The satellite radio giant will redeem all of its outstanding 9.75% Senior Secured Notes due 2015 in a few weeks.
Sirius XM will have to pay a slight premium to retire the $186.1 million in debt that isn't due for another three years, but the company has worked the math. It will be sparing itself and its shareholders three years of paying a beefy 9.75% interest on the notes.
Satellite radio is now consistently profitable, and its billions in net operating losses will make sure that the tax bite is minimal in the near future. Subscribers have grown sequentially for 12 consecutive quarters, and there's little reason to see that trend ending anytime soon.

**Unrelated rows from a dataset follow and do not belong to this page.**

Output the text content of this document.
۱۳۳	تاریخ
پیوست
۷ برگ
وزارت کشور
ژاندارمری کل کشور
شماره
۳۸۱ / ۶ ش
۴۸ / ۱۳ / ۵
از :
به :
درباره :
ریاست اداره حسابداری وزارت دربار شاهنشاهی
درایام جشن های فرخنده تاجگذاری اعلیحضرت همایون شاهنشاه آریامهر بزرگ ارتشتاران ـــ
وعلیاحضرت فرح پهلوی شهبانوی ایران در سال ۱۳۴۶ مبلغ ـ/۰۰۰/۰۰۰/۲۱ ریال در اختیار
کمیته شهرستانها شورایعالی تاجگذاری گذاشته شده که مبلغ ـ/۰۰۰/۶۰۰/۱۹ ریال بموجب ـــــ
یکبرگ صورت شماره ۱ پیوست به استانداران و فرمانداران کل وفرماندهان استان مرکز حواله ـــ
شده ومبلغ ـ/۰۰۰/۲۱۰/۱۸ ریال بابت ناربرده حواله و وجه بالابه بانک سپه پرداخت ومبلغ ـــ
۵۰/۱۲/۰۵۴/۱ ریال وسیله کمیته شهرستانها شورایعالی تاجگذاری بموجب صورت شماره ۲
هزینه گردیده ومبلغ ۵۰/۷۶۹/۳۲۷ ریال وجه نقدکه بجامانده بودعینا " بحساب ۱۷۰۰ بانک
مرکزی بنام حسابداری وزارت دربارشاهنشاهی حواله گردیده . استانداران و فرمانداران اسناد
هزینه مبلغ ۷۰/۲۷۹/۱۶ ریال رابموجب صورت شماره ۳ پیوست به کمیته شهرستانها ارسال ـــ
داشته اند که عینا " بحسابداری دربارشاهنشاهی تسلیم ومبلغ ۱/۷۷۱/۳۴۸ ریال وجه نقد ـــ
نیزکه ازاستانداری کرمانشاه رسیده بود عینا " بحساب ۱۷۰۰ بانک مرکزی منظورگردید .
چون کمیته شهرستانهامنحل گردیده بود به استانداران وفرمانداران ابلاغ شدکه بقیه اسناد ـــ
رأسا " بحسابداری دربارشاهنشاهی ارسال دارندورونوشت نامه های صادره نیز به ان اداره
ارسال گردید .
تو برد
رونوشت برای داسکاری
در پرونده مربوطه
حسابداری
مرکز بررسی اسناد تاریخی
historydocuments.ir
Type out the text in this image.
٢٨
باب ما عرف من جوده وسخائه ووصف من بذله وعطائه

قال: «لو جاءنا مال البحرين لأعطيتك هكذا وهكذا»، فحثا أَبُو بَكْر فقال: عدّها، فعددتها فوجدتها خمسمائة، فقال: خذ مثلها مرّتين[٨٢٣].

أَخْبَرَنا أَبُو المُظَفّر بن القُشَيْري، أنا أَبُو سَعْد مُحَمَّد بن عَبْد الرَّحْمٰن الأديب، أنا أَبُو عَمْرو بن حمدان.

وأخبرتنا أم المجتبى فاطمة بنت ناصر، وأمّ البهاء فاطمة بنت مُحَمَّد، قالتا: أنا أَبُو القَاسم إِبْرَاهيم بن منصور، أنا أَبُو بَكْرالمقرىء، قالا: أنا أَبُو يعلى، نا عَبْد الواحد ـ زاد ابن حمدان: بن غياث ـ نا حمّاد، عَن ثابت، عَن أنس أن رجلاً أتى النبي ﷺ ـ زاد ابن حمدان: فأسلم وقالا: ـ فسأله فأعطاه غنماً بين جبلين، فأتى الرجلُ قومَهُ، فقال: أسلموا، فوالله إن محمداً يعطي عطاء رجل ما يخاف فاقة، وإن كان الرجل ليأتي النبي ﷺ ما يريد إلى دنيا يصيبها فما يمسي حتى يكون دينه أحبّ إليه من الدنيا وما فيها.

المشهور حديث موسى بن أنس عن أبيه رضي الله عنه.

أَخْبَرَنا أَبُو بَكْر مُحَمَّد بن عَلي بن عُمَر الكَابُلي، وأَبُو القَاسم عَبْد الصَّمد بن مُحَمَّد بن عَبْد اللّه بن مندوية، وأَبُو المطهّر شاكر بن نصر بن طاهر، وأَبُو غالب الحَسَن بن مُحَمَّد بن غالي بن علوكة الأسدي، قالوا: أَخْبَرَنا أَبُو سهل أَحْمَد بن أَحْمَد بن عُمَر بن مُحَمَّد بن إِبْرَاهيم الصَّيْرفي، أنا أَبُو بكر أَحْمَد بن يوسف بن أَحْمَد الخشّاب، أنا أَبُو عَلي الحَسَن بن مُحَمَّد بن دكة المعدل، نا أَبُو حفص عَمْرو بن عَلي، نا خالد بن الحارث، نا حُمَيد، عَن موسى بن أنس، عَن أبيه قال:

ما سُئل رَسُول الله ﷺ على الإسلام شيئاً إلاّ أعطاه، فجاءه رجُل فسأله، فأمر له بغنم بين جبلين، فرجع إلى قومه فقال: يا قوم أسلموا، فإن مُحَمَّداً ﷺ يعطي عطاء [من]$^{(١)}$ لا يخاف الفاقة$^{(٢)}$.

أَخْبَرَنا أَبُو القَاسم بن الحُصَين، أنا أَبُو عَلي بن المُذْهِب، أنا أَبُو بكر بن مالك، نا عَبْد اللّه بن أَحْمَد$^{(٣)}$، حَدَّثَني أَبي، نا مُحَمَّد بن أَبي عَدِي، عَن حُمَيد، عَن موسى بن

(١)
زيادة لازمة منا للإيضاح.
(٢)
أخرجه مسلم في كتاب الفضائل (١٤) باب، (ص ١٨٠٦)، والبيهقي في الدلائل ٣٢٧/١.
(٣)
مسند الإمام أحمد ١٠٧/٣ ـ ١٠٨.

In other words, Sirius XM has the flexibility to begin using the $700 million in free cash flow that it's targeting for 2012 on repurchasing shares and paying down its debt.
September is the first available redemption window for the 2015 notes, and Sirius XM is hopping on it.
Some may argue that Sirius XM may want to hoard its newfound greenery until it sees what Liberty Media (NAS: LMCA) -- with its effective 46.2% stake in the company -- is up to. There's no need for hefty R&D spending at this point, but it may want to invest in its streaming business to make sure that its upcoming music discovery offering is up to snuff with Pandora Media (NYS: P) , Clear Channel's (OTC: CCMO) iHeartRadio, and the recently-launched Spotify radio service.
However, Sirius XM's turnaround in recent years has materialized without the need to worry about outside distractions. Sirius XM continues to grow, despite the heady listener gains at Pandora, and last year's re-launch of iHeartRadio.
The best use of Sirius XM's money is to increase the attractiveness of its shares as an investment, and paying down debt, and repurchasing shares, are the two clearest paths to get there.